If we have different ideas about what makes a ‘just society’, then it makes sense that we will not agree about what proper access to justice means. The final three scenarios are examples of legal problems that are neither purely civil nor criminal. A legal problem might be about human rights (example ten). It might come from dealing with any of the hundreds of administrative tribunals across Canada (example eleven). It might be about rights that come from the Canadian Charter of Rights and Freedoms (example twelve).
A2J is best thought of as an aspirational goal that we want to keep moving towards. We can always be taking steps to make things better, even if we will never agree on what complete success would look like.
What is the role of public legal education?

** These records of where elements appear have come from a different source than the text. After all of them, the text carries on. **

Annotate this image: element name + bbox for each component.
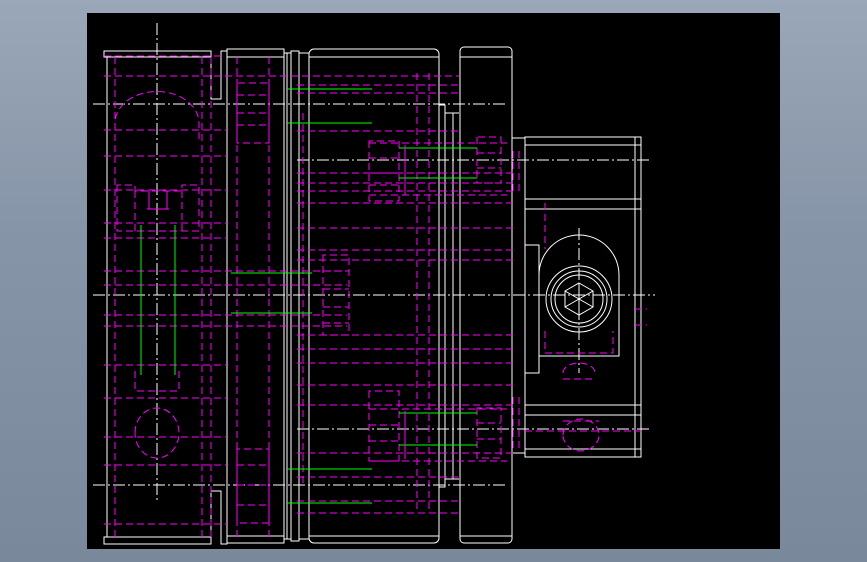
clamp-slot-frame	[524, 244, 540, 374]
screw-slot-details	[147, 145, 406, 459]
hidden-lower-screw	[562, 418, 600, 452]
spacer-plate-2	[290, 50, 300, 542]
hidden-lines	[104, 55, 647, 537]
flange-plate-left	[226, 48, 285, 544]
disc-plate-2	[444, 112, 454, 480]
left-hub-outline	[103, 50, 228, 545]
hidden-screw-head-plate-bottom	[236, 448, 270, 524]
disc-plate-1	[438, 104, 446, 488]
hidden-screw-head-left-upper	[116, 184, 200, 232]
hidden-bolt-head-lower-right	[476, 407, 502, 459]
drawing-canvas	[93, 23, 655, 545]
cad-drawing-viewport[interactable]	[87, 13, 780, 549]
hidden-bolt-head-lower-left	[368, 390, 400, 462]
hidden-bolt-head-upper-left	[368, 140, 400, 202]
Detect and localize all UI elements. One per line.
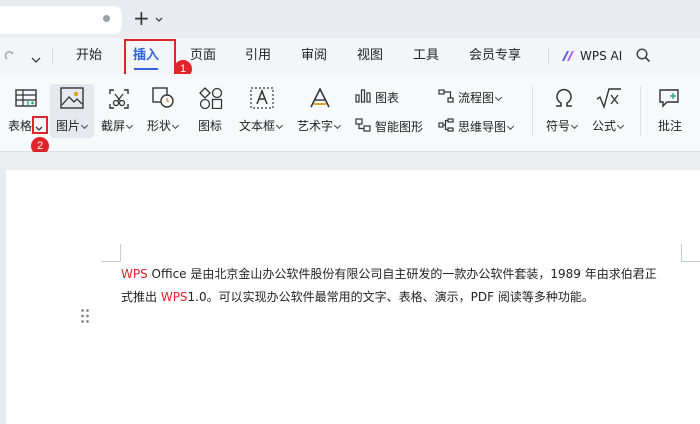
flowchart-button[interactable]: 流程图	[458, 89, 503, 106]
ribbon-toolbar	[0, 74, 700, 152]
screenshot-label: 截屏	[101, 119, 126, 133]
mindmap-label: 思维导图	[458, 120, 507, 134]
margin-corner-mark	[681, 244, 682, 262]
document-paragraph[interactable]: WPS Office 是由北京金山办公软件股份有限公司自主研发的一款办公软件套装…	[121, 263, 681, 309]
chevron-down-icon	[333, 121, 342, 130]
chevron-down-icon	[275, 121, 284, 130]
shape-icon[interactable]	[152, 87, 176, 112]
menu-page[interactable]: 页面	[190, 38, 216, 74]
margin-corner-mark	[102, 261, 121, 262]
symbol-icon[interactable]	[553, 87, 575, 112]
menu-tools[interactable]: 工具	[413, 38, 439, 74]
paragraph-line-2: 式推出 WPS1.0。可以实现办公软件最常用的文字、表格、演示，PDF 阅读等多…	[121, 286, 681, 309]
smartart-icon[interactable]	[355, 118, 371, 135]
picture-label: 图片	[56, 119, 81, 133]
chart-label[interactable]: 图表	[375, 89, 399, 106]
paragraph-line-1: WPS Office 是由北京金山办公软件股份有限公司自主研发的一款办公软件套装…	[121, 263, 681, 286]
menu-review[interactable]: 审阅	[301, 38, 327, 74]
brand-text: WPS	[160, 290, 188, 304]
formula-label: 公式	[592, 119, 617, 133]
icon-label[interactable]: 图标	[198, 117, 222, 134]
redo-icon[interactable]	[4, 50, 16, 65]
paragraph-text: 式推出	[121, 290, 161, 304]
comment-icon[interactable]	[658, 88, 680, 111]
smartart-label[interactable]: 智能图形	[375, 118, 423, 135]
wps-ai-icon	[561, 49, 575, 66]
screenshot-icon[interactable]	[108, 88, 130, 113]
tab-strip: +	[0, 0, 700, 38]
mindmap-button[interactable]: 思维导图	[458, 118, 515, 135]
margin-corner-mark	[120, 244, 121, 262]
comment-label[interactable]: 批注	[658, 117, 682, 134]
flowchart-label: 流程图	[458, 91, 495, 105]
shape-label: 形状	[147, 119, 172, 133]
search-icon[interactable]	[636, 48, 651, 66]
picture-icon[interactable]	[60, 87, 84, 112]
chart-icon[interactable]	[355, 89, 371, 106]
textbox-button[interactable]: 文本框	[239, 117, 284, 134]
insert-tab-highlight	[124, 39, 176, 77]
chevron-down-icon	[616, 121, 625, 130]
quick-access-chevron-icon[interactable]	[31, 53, 41, 67]
new-tab-button[interactable]: +	[133, 8, 150, 28]
paragraph-drag-handle-icon[interactable]	[80, 308, 90, 324]
document-tab[interactable]	[0, 6, 122, 34]
textbox-icon[interactable]	[250, 87, 274, 112]
mindmap-icon[interactable]	[438, 118, 454, 135]
margin-corner-mark	[681, 261, 700, 262]
shape-button[interactable]: 形状	[147, 117, 180, 134]
paragraph-text: Office 是由北京金山办公软件股份有限公司自主研发的一款办公软件套装，198…	[147, 267, 657, 281]
wordart-button[interactable]: 艺术字	[297, 117, 342, 134]
chevron-down-icon	[506, 122, 515, 131]
menu-references[interactable]: 引用	[245, 38, 271, 74]
screenshot-button[interactable]: 截屏	[101, 117, 134, 134]
chevron-down-icon	[171, 121, 180, 130]
paragraph-text: 1.0。可以实现办公软件最常用的文字、表格、演示，PDF 阅读等多种功能。	[187, 290, 594, 304]
menu-home[interactable]: 开始	[76, 38, 102, 74]
ribbon-divider	[640, 86, 641, 136]
picture-button[interactable]: 图片	[56, 117, 89, 134]
tab-close-icon[interactable]	[103, 15, 110, 22]
menu-view[interactable]: 视图	[357, 38, 383, 74]
table-label[interactable]: 表格	[8, 117, 32, 134]
wps-ai-button[interactable]: WPS AI	[580, 38, 622, 74]
chevron-down-icon	[80, 121, 89, 130]
table-icon[interactable]	[15, 88, 37, 111]
textbox-label: 文本框	[239, 119, 276, 133]
chevron-down-icon	[494, 93, 503, 102]
ribbon-divider	[532, 86, 533, 136]
brand-text: WPS	[121, 267, 148, 281]
wordart-icon[interactable]	[308, 87, 332, 112]
wordart-label: 艺术字	[297, 119, 334, 133]
flowchart-icon[interactable]	[438, 89, 454, 106]
formula-icon[interactable]	[596, 87, 622, 112]
chevron-down-icon[interactable]	[155, 12, 163, 26]
menu-bar: 开始 插入 页面 引用 审阅 视图 工具 会员专享 WPS AI	[0, 38, 700, 74]
formula-button[interactable]: 公式	[592, 117, 625, 134]
icon-library-icon[interactable]	[199, 87, 223, 112]
menu-member[interactable]: 会员专享	[469, 38, 521, 74]
symbol-label: 符号	[546, 119, 571, 133]
menu-divider	[52, 48, 53, 64]
table-dropdown-chevron-icon[interactable]	[35, 121, 43, 135]
chevron-down-icon	[125, 121, 134, 130]
symbol-button[interactable]: 符号	[546, 117, 579, 134]
chevron-down-icon	[570, 121, 579, 130]
menu-divider	[548, 48, 549, 64]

The public legal education work we do at CPLEA helps increase A2J. Meaningful public legal education (borrowing the word from Professors Farrow and Jacobs) is about so much more than giving someone a brochure to explain how a law works (although we do love that part!). It helps individuals by raising their legal capabilities and understanding, hopefully helping them avoid problems in the first place. It helps individuals by shifting the perspective from that of legal system insiders to that of the participants themselves. What problems do they have? What is their perspective? What do they need? How can we help them find a path to a solution? What information can we give others to help them avoid similar problems?
In addition to helping individuals, meaningful public legal education builds a better, more inclusive society. Individuals informed by public legal education have the opportunity to be better citizens. Heathy debate by individuals informed by meaningful public legal education will generate ideas about what justice means and what we want it to mean, how we can best increase access to it and about what kind of society we want. The best ideas will rise to the top.